Another rating system that has been widely adopted is the Environmental Protection Agency’s Energy Star for Homes program, which grew out of the EPA’s Energy Star Appliance program. As with most green building rating systems, Energy Star for Homes has evolved as building codes have become more stringent and building practices have improved. Version 3 of the Energy Star for Homes program, which took effect in 2011, requires (among other things) that a HERS rating be established for each home. The rating is one of several factors used to establish compliance with the program. While the Energy Star for Homes program has had an admirable impact on raising awareness and increasing efficiency in the home building industry — and many state and utility incentives are based on it — Unity has tended not to emphasize the program, simply because we believe that more rigorous standards are necessary and achievable.  

Unity Show Home at Greenbuild
Greenbuild 2015 Unity Show Home

Many people are familiar with the LEED rating system, which stands for Leadership in Energy and Environmental Design. Originally conceived in the mid-1990s by the United States Green Building Council (USGBC), the LEED system has over the years become one of the most widely-used green building benchmarks in the US. The LEED system has evolved to include programs aimed at specific building types and construction scenarios. Unity, a Bensonwood brand, has built eight LEED-certified homes to date, and many more that are considered “LEED certifiable.” One of Unity’s most recent projects, the Greenbuild 2015 Unity Show Home, is on track for LEED Platinum designation — the highest level. As successive improvements to the LEED program have been developed in response to criticisms related to energy performance and other factors, LEED has cemented its position as the standard, at least for commercial buildings, in the US.

VT Passive House
Vermont Passive House

The stringent Passive House standard originally developed in Germany has gone from being a fringe player in the US to garnering increasingly broad support. The Passive House built by Bensonwood in Vermont in 2010 demonstrated the wisdom of using off-site construction techniques to clear such a high bar. A key to the performance of Passive Houses is the air-tightness requirement of 0.6 ACH50, a standard that Unity hits regularly with its homes (ACH50 is “air changes per hour” at a depressurization of 50 Pascals).

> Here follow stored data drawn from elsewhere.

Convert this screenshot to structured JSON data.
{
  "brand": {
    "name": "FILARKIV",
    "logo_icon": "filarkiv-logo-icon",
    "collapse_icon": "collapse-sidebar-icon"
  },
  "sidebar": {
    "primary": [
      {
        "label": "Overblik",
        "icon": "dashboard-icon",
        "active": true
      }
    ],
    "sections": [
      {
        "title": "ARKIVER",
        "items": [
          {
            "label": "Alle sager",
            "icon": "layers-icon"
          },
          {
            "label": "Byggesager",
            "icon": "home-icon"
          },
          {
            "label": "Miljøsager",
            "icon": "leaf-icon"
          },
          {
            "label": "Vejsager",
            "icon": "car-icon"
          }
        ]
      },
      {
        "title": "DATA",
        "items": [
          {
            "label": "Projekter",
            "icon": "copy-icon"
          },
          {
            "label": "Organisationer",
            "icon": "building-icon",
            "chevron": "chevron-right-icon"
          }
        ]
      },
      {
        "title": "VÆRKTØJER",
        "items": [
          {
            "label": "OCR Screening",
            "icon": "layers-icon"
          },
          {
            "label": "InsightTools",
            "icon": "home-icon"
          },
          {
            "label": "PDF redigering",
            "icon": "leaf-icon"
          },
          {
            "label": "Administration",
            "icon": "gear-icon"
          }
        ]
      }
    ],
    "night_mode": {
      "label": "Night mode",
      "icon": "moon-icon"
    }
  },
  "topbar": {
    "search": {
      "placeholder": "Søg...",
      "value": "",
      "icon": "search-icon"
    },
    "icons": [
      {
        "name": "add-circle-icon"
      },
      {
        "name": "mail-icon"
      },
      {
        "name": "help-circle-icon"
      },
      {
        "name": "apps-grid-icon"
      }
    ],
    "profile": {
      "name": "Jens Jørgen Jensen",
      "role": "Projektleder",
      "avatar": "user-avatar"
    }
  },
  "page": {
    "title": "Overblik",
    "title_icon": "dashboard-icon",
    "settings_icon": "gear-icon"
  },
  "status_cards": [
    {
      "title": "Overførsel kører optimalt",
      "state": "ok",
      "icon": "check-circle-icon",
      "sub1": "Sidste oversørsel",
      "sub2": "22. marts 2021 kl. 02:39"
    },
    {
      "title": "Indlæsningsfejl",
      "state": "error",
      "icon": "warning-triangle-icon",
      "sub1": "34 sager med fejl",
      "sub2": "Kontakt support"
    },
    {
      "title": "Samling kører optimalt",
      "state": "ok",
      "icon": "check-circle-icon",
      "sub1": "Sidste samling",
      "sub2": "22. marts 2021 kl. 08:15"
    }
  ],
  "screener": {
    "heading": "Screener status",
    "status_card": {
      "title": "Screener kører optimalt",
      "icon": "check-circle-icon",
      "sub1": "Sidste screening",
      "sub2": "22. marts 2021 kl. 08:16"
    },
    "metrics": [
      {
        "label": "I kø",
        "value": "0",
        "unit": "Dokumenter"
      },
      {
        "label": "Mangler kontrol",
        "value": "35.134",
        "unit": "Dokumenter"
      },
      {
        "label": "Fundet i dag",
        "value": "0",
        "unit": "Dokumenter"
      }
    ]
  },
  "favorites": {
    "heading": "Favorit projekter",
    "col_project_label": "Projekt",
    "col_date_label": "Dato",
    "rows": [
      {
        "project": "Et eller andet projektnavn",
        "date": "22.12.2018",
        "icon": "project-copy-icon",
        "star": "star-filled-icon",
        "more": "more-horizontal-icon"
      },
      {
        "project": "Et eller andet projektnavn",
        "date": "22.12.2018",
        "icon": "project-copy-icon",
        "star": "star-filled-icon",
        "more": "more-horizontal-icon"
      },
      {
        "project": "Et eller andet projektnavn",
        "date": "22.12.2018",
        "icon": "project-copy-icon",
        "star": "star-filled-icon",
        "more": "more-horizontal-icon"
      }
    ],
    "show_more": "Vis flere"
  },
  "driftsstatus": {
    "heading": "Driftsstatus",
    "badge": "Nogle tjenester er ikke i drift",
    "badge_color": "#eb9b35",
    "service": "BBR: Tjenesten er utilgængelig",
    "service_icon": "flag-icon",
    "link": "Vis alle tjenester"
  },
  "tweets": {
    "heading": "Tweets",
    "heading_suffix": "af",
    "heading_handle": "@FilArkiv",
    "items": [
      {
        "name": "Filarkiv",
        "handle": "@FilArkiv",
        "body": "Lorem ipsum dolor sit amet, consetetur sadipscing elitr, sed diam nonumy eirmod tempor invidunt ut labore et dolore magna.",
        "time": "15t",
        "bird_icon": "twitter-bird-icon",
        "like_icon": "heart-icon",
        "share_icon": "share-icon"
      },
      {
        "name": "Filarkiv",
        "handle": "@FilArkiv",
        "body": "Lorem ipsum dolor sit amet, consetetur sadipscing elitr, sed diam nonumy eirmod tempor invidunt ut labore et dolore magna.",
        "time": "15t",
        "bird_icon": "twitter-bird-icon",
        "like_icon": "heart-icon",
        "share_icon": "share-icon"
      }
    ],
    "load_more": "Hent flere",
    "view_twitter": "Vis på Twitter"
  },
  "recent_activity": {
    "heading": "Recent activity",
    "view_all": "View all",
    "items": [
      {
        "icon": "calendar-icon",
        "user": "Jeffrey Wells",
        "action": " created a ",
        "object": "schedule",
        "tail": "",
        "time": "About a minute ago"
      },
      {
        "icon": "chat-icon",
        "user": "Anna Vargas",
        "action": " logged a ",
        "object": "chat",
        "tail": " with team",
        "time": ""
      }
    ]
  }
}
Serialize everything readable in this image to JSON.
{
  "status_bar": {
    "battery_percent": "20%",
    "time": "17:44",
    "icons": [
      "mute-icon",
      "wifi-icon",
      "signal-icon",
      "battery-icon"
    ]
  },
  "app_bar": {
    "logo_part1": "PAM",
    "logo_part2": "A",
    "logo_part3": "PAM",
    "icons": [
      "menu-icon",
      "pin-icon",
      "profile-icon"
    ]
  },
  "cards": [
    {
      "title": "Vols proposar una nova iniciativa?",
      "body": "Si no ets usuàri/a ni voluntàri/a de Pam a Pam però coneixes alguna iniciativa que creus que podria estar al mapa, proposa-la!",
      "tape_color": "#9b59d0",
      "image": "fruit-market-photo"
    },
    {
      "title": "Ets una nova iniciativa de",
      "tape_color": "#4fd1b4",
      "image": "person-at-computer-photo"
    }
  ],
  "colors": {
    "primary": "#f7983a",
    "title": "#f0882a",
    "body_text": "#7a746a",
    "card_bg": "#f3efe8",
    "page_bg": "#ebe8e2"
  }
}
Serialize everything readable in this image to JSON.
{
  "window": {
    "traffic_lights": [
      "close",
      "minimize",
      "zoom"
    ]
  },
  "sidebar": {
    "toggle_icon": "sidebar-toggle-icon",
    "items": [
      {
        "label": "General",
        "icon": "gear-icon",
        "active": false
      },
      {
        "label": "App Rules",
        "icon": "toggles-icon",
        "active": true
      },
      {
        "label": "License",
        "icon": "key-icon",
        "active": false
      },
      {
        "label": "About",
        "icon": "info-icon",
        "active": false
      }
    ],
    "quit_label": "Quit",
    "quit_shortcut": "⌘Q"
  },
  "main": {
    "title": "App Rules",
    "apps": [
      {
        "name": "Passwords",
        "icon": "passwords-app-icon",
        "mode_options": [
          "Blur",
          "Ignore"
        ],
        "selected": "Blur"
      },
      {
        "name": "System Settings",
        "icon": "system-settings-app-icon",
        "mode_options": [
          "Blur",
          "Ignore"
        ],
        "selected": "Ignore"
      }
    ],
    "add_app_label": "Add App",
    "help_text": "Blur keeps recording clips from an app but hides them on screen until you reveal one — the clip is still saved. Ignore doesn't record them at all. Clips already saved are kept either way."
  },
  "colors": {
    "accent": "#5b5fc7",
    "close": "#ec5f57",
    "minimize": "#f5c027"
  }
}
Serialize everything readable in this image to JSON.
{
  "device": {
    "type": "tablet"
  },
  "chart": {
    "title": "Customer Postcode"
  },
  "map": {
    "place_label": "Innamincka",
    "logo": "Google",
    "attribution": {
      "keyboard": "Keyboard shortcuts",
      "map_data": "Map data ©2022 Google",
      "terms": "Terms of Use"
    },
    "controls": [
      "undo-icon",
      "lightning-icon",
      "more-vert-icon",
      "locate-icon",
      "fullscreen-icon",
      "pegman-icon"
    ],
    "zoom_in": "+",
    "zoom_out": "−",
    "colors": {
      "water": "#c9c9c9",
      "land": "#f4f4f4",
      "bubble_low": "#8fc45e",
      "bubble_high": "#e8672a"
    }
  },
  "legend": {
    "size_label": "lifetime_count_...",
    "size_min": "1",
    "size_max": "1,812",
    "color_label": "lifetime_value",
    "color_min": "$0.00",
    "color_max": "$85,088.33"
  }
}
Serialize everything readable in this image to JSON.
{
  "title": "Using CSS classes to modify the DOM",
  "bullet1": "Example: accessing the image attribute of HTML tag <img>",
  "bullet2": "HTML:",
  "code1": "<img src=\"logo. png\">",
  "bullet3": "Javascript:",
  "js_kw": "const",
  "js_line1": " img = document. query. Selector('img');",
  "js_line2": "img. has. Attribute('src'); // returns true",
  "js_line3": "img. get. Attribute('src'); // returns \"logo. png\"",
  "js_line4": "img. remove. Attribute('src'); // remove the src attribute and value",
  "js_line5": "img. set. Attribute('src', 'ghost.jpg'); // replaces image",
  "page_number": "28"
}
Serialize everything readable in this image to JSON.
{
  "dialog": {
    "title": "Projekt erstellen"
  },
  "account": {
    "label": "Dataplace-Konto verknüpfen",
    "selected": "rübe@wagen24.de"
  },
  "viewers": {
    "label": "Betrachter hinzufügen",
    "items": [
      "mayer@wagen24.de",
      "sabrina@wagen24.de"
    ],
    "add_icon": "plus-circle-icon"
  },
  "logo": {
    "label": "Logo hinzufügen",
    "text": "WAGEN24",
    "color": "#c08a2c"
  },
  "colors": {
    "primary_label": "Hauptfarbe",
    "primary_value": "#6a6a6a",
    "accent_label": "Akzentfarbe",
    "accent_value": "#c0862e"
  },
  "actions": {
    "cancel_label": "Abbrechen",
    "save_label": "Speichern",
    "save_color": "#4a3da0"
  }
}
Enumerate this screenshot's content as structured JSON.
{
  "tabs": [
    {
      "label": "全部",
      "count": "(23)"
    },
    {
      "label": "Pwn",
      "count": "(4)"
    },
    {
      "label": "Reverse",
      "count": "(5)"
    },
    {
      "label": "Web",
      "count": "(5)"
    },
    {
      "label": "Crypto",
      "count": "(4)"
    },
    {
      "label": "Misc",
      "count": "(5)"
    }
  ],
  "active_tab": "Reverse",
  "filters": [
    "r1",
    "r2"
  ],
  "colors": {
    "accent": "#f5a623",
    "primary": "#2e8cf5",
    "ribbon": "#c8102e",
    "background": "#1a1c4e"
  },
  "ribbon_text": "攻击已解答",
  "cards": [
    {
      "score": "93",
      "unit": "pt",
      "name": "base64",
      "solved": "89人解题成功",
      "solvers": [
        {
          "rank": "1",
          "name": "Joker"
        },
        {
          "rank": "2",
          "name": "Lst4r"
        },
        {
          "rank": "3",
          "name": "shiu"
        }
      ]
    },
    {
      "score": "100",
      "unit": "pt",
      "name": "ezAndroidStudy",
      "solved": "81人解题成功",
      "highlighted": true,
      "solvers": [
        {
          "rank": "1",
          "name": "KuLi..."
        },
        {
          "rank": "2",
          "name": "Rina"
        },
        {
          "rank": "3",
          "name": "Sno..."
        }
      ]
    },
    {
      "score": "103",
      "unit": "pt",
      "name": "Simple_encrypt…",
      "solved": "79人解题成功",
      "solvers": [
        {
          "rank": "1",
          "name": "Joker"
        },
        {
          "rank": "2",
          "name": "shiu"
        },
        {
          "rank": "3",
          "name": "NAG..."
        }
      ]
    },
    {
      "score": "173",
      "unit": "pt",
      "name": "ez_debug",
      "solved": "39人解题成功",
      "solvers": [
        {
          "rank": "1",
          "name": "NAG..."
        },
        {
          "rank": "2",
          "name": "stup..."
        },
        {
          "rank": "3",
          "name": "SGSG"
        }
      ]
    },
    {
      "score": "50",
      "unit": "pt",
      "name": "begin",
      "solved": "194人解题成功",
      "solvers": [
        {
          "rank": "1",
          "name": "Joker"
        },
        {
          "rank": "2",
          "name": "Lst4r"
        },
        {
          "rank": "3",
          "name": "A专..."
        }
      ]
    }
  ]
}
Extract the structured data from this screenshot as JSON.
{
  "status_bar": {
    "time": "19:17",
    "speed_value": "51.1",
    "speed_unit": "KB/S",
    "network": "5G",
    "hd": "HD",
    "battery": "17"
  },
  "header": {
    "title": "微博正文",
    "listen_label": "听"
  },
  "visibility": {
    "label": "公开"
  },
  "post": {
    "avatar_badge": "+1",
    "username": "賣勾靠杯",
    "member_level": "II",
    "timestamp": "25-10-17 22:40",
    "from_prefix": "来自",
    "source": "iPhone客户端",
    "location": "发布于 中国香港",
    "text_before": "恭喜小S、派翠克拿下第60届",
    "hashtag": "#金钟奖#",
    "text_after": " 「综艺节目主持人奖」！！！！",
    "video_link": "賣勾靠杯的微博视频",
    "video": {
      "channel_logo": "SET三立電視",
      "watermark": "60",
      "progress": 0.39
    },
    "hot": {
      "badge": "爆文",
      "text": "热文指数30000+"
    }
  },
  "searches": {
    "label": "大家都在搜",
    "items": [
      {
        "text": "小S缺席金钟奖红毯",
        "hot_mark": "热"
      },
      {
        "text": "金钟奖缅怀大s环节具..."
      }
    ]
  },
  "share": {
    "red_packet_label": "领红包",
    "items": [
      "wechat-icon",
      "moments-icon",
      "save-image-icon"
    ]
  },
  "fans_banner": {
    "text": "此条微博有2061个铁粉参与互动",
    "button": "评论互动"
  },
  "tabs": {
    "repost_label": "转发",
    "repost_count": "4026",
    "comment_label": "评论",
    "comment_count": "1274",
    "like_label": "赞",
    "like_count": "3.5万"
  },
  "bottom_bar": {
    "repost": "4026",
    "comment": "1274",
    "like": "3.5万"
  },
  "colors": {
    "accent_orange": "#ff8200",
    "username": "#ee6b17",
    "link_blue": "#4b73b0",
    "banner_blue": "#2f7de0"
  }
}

Sam Rashkin, who was key to developing Energy Star for Homes when he was at the EPA, is now championing a US Department of Energy program called Zero Energy Ready Homes (ZERH) that we at Unity are planning to adopt. This program takes a holistic approach to establishing standards for homes that would be considered “ultra-high performance” from a conventional perspective, but that we at Unity call “typical.” Our homes are designed, engineered and built to be Zero Energy Ready: with the addition of a modest solar electric system, they produce as much energy as they consume.

While the Zero Energy Ready capability of Unity Homes is impressive, some green building thought leaders suggest that this standard does not go far enough. The Living Building Challenge is based on the notion that buildings should not just have a net zero impact on the environment; rather, they should be net positive in terms of energy, water and waste, and they should contribute to the resiliency of the communities in which they are located. Bensonwood recently provided the engineered timber structure to a new building at Hampshire College that has been designed and engineered to meet the criteria of the Living Building Challenge.  

As the environmental impact of buildings is increasingly recognized and quantified, Unity Homes will continue to work at lowering the cost of homes that are highly rated, comfortable for the inhabitants and easy on the planet.